Govt weighs merger of Bank of Baroda, IDBI Bank, Oriental Bank, Central Bank

The government is regarding the merging of at least four state-run banks, including Bank of Baroda, IDBI Bank Ltd, Oriental Bank of Commerce and Central Bank of India, 2 people with direct knowledge of the development told the same.

If the plan goes through, the merged entity can turn to be the second largest bank in the whole nation, post the State Bank of India (SBI), with combined assets of Rs 16.58 trillion.

With the merger of state-run banks, the government is hopeful to help stem the rise in bad loans in their books at a time when poor asset quality has crippled the lending ability of some of them.

This merger can be also permitted to weak banks to sell assets, reduce overheads and shut money-losing branches.

The four state-run banks which are being proposed to be merged are under pressure with combined losses of Rs 21,646.38 crore in the year ended 31 March.

Queries emailed to IDBI Bank, Bank of Baroda, Oriental Bank of Commerce and Central Bank of India did not bring out any response.

The government’s likely move is also in line with the stance taken by the Reserve Bank of India (RBI).

In April 2017, Urjit Patel, RBI governor, had said that the Indian banking system can be better off if some public sector banks were combined to have fewer, but healthier entities, as it would help in dealing with the problem of stressed assets also.

Under the finance ministry, the department of financial services is also at the same time taking into account a 51% stake sale in IDBI Bank to a strategic partner, for Rs 9,000-10,000 crore, the people told on the anonymity of the condition.

“Dilution of (government) stake in IDBI Bank could also be achieved through stake sale to private equity investors,” said one of the two people cited above.

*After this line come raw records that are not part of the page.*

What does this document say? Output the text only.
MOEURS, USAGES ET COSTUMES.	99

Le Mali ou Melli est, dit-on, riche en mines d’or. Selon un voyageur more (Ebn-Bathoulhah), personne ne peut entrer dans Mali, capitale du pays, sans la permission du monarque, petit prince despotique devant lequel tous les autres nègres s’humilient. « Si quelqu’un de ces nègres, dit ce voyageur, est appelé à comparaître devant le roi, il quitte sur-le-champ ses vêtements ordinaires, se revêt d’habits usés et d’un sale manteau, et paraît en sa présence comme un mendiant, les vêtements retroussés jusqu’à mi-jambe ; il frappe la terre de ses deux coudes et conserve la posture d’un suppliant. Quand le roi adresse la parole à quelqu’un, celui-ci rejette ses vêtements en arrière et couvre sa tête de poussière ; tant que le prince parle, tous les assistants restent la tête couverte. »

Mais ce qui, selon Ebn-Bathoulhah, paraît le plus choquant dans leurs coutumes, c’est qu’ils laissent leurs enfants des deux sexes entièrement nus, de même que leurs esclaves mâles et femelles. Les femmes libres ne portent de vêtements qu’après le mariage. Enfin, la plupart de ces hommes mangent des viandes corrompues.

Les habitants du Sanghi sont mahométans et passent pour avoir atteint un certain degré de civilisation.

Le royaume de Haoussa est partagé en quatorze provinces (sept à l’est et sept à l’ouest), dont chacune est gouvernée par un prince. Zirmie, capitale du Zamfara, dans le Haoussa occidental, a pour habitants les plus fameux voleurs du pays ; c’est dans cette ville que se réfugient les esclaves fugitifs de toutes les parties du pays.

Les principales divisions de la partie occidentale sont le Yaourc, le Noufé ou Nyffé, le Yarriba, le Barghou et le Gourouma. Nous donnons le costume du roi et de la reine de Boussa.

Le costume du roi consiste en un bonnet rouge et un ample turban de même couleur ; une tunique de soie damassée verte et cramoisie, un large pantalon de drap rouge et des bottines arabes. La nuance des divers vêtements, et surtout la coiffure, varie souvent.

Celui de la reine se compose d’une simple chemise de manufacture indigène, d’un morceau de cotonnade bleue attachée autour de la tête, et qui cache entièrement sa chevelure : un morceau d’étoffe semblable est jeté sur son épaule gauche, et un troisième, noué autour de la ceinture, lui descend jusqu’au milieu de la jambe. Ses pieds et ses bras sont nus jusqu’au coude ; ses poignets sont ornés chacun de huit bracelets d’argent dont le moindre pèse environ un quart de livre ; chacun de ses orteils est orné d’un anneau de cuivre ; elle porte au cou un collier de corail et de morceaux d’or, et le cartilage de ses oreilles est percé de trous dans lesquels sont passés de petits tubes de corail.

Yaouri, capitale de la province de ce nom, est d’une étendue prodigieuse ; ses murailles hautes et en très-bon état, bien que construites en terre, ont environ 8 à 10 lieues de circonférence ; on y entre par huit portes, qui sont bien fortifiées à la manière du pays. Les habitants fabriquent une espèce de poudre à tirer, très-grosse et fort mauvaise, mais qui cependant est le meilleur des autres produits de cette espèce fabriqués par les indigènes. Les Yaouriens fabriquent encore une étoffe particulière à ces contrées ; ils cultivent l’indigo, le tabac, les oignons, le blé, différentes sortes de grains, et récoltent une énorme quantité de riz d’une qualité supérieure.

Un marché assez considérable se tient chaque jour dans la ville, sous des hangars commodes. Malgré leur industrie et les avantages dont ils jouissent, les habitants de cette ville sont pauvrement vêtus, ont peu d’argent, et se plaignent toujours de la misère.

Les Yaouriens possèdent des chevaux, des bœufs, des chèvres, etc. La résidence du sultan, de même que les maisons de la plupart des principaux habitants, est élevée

On 21 May, IDBI Bank said to the exchanges in a regulatory filling that a special resolution is all set to be placed for further issue of capital at its board meeting of 25 May.

On the very same day, the IDBI Bank informed the exchanges about a scrutinizer report for an increase in the bank’s authorized capital from the existing Rs 4,500 crore to Rs 8,000 crore.

The authorized capital increasement can also facilitate the sale of a stake of 51% or more, in the form of a preferential issue to investors.

Government officials declined to comment or saying anything about this case and stated that the matter is highly market sensitive.

finance minister Arun Jaitley, said, in his 2016 budget speech, said that the government was considering reducing its venture in IDBI Bank to less than 50%.

During fiscal 2018, IDBI bank’s gross non-performing assets approximately doubled to Rs 55,588 crore, which is 32.4% of its gross advances throughout the financial year.